До чего Ёсихидэ преуспел в искусстве рисования, даже описать трудно. Впрочем, картины его сильно отличались от картин других художников, как манерой письма, так и колоритом, и немало собратьев по кисти были недовольны и называли его шарлатаном. Они говорили, что, мол, ежели взять произведения великих мастеров прошлого – Каванари или Канаока, – то про них рассказывают красивые легенды: будто в лунные ночи можно ощутить аромат цветущей сливы, нарисованной на раздвижных дверях, или услышать, как с бумажной ширмы играет на флейте придворный; в картинах же Ёсихидэ непременно есть что-то извращённое и отвратительное. Скажем, на воротах храма Рюгайдзи он изобразил Пять путей перерождения, и говорили, что, когда поздно ночью там случалось проходить путникам, они слышали вздохи и рыдания существ из другого мира. Также утверждали, что когда Ёсихидэ по желанию господина рисовал портреты придворных дам, те, кто был на них изображён, в течение трёх лет заболевали, лишаясь мало-помалу жизненной силы, и в конце концов умирали. Противники художника видели в подобных историях главное доказательство того, что он в своём ремесле встал на дурную дорогу.

Впрочем, сам Ёсихидэ, человек своенравный, подобной репутацией лишь гордился. Однажды, когда наш господин в шутку заметил: «Похоже, тебе нравится уродство», – тот, растянув алые губы в недоброй улыбке, самодовольно ответил: «Так и есть.

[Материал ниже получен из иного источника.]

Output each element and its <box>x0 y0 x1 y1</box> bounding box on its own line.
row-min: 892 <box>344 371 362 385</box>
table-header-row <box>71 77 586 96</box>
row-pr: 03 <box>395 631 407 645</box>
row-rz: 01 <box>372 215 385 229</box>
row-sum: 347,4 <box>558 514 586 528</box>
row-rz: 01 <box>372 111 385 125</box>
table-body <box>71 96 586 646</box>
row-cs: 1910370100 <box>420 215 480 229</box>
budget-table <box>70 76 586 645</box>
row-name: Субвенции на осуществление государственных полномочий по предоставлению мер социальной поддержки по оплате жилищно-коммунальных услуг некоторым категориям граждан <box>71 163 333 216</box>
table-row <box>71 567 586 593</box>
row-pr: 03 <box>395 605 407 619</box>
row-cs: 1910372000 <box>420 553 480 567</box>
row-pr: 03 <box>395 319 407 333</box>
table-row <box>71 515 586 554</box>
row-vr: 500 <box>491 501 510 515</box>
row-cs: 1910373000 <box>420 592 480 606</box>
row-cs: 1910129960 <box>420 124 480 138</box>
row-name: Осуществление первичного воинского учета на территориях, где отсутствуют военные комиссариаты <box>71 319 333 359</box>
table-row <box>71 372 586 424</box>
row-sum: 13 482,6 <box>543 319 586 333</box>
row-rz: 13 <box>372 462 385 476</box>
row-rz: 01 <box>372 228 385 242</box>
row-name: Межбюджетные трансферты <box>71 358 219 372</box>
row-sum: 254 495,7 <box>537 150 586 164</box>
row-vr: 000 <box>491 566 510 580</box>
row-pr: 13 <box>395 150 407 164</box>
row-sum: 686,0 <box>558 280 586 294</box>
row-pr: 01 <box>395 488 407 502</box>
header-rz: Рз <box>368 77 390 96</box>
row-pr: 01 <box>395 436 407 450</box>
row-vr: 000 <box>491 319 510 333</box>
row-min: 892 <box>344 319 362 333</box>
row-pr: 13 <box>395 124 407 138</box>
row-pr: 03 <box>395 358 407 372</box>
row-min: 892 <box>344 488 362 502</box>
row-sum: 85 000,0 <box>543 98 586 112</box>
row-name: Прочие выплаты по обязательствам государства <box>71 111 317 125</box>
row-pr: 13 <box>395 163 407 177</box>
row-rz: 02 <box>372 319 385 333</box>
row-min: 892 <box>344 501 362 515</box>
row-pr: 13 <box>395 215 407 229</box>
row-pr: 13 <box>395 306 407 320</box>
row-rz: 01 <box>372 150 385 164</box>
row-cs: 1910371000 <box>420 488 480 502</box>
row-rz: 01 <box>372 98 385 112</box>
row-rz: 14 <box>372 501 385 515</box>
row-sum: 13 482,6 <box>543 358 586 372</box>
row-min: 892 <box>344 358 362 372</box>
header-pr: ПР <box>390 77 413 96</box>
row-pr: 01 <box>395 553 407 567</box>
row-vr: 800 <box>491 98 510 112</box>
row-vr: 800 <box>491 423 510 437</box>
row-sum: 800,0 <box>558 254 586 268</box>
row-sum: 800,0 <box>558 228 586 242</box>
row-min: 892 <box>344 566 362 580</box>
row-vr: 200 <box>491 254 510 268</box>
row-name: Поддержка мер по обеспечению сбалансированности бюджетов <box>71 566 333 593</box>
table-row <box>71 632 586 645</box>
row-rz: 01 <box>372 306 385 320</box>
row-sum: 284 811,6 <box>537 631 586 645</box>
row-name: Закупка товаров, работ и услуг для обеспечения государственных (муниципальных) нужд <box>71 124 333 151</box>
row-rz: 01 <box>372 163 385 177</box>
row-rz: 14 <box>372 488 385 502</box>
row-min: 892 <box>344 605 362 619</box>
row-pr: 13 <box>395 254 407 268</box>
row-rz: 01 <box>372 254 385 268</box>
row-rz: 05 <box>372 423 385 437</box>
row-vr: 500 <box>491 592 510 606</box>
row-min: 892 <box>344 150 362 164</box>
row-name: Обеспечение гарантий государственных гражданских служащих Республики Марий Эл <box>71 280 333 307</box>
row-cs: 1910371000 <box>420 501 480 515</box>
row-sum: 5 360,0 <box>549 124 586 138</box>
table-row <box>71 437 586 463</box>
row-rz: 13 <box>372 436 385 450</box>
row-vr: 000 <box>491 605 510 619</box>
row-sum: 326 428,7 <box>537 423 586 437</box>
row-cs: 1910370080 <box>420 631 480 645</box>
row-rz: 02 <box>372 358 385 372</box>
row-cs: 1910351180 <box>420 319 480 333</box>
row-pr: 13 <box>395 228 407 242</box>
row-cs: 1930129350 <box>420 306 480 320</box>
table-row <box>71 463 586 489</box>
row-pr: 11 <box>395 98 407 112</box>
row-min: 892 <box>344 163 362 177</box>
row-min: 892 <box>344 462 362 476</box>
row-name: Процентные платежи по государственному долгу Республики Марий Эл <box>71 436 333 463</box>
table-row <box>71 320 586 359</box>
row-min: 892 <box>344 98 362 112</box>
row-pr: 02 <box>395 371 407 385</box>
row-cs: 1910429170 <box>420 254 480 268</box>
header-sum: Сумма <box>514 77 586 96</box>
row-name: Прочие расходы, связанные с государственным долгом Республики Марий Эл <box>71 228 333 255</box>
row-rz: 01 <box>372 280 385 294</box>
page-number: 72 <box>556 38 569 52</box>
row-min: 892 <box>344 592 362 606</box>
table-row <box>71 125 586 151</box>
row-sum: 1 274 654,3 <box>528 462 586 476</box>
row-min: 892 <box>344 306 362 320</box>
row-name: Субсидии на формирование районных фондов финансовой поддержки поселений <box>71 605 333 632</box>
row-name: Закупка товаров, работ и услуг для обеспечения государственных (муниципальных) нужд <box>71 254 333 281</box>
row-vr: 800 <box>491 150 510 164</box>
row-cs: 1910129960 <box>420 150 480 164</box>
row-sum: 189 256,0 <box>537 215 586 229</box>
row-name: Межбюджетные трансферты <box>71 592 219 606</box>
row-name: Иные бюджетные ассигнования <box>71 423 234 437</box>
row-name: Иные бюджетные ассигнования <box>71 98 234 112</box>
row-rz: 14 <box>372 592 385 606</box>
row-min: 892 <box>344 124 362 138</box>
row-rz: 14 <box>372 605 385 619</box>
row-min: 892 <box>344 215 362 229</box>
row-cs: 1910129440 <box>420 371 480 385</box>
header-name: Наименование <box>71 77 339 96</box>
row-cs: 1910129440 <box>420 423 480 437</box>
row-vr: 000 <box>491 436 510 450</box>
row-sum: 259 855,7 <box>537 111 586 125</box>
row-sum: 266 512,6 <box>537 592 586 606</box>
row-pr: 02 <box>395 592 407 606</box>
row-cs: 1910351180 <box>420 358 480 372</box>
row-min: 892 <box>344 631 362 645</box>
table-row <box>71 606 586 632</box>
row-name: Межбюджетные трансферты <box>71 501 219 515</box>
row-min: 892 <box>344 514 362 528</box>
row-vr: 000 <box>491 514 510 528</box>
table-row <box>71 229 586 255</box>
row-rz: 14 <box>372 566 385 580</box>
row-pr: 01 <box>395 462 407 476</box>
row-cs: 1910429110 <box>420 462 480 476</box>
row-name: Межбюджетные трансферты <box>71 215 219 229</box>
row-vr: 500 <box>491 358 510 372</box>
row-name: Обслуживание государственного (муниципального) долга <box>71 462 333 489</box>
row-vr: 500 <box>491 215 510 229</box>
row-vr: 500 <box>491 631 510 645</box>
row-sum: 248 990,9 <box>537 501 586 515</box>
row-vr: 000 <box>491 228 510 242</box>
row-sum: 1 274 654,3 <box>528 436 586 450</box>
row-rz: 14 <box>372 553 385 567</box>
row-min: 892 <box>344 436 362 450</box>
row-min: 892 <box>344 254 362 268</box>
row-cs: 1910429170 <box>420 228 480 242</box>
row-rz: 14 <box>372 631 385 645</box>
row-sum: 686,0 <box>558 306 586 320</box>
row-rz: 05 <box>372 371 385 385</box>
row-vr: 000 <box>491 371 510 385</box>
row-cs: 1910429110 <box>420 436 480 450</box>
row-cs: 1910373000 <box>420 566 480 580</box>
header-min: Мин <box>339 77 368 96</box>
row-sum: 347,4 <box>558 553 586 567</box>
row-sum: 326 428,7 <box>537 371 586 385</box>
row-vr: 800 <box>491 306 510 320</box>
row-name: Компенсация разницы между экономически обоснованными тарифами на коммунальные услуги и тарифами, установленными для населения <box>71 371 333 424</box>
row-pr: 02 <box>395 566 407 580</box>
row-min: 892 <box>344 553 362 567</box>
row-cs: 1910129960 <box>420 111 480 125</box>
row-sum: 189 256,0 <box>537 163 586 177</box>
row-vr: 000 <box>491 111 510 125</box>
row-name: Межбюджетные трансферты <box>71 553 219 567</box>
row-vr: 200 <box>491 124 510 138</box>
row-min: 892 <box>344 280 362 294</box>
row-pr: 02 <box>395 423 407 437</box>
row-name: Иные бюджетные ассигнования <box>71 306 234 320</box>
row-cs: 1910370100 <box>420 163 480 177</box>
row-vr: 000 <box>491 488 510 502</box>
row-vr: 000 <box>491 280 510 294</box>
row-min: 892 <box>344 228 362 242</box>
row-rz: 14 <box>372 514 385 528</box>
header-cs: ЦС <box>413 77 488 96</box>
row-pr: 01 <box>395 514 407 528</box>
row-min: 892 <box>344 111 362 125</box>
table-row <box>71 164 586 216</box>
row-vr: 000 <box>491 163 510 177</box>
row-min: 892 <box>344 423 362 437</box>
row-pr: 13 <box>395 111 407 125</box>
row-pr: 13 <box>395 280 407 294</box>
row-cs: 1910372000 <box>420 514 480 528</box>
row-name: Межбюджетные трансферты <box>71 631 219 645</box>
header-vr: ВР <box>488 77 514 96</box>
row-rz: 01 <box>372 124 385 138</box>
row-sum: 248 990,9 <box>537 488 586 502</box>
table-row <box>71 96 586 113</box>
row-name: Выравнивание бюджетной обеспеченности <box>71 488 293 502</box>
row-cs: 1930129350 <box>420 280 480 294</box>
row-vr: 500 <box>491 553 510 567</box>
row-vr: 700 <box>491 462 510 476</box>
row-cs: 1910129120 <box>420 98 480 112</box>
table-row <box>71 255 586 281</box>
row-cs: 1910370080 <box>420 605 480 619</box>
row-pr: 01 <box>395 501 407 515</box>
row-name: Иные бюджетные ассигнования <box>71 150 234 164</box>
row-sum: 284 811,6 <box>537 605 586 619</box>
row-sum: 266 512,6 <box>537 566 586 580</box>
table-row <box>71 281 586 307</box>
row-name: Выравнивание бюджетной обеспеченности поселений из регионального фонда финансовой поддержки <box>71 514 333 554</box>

Лишь те из художников, кто мыслит мелко, не в состоянии увидеть в уродстве красоту». Будь он хоть сто раз самым лучшим живописцем в стране – а всё-таки удивительно, как он решился так дерзко разговаривать с господином. Не зря его собственный ученик, тот самый, что рассказывал про жрицу Хигаки, за высокомерие прозвал его Тира-Эйдзю – а это, как вам известно, имя длинноносого демона-тэнгу[25 - Возможно, прозвище связано с тем, что демоны-тэнгу в сказаниях нередко насмехаются над буддизмом и, в частности, соблазняют верующих фальшивыми изображениями Будды.], пришедшего в нашу страну из Китая.

Но даже у Ёсихидэ, который всё делал не так, как принято у людей, – даже у него, как у любого другого человека, имелась одна привязанность.

5

Что же это была за привязанность? Ёсихидэ до безумия обожал свою дочь – ту самую, что служила при дворе нашего господина. Как говорилось ранее, дочь была девицей благонравной и всей душой преданной отцу, однако и он любил её не меньше. И вот что удивительно: тот самый Ёсихидэ, который никогда в жизни медной монеты не пожертвовал ни одному храму, для дочери не жалел ничего и с готовностью тратил деньги ей на одежду и драгоценные заколки.

Тем не менее, балуя дочь, он не заботился о том, чтобы найти ей хорошего мужа. Какое там! Стоило кому-нибудь начать с ней заигрывать, как он готов был нанять головорезов, чтобы избавиться от наглеца. Потому-то, когда по слову господина девушку взяли в услужение во дворец, старик был весьма недоволен и даже в высочайшем присутствии долгое время ходил мрачнее тучи. Именно из-за его кислого вида и пошли слухи, будто господин, покорённый красотой девицы, познал её без родительского дозволения.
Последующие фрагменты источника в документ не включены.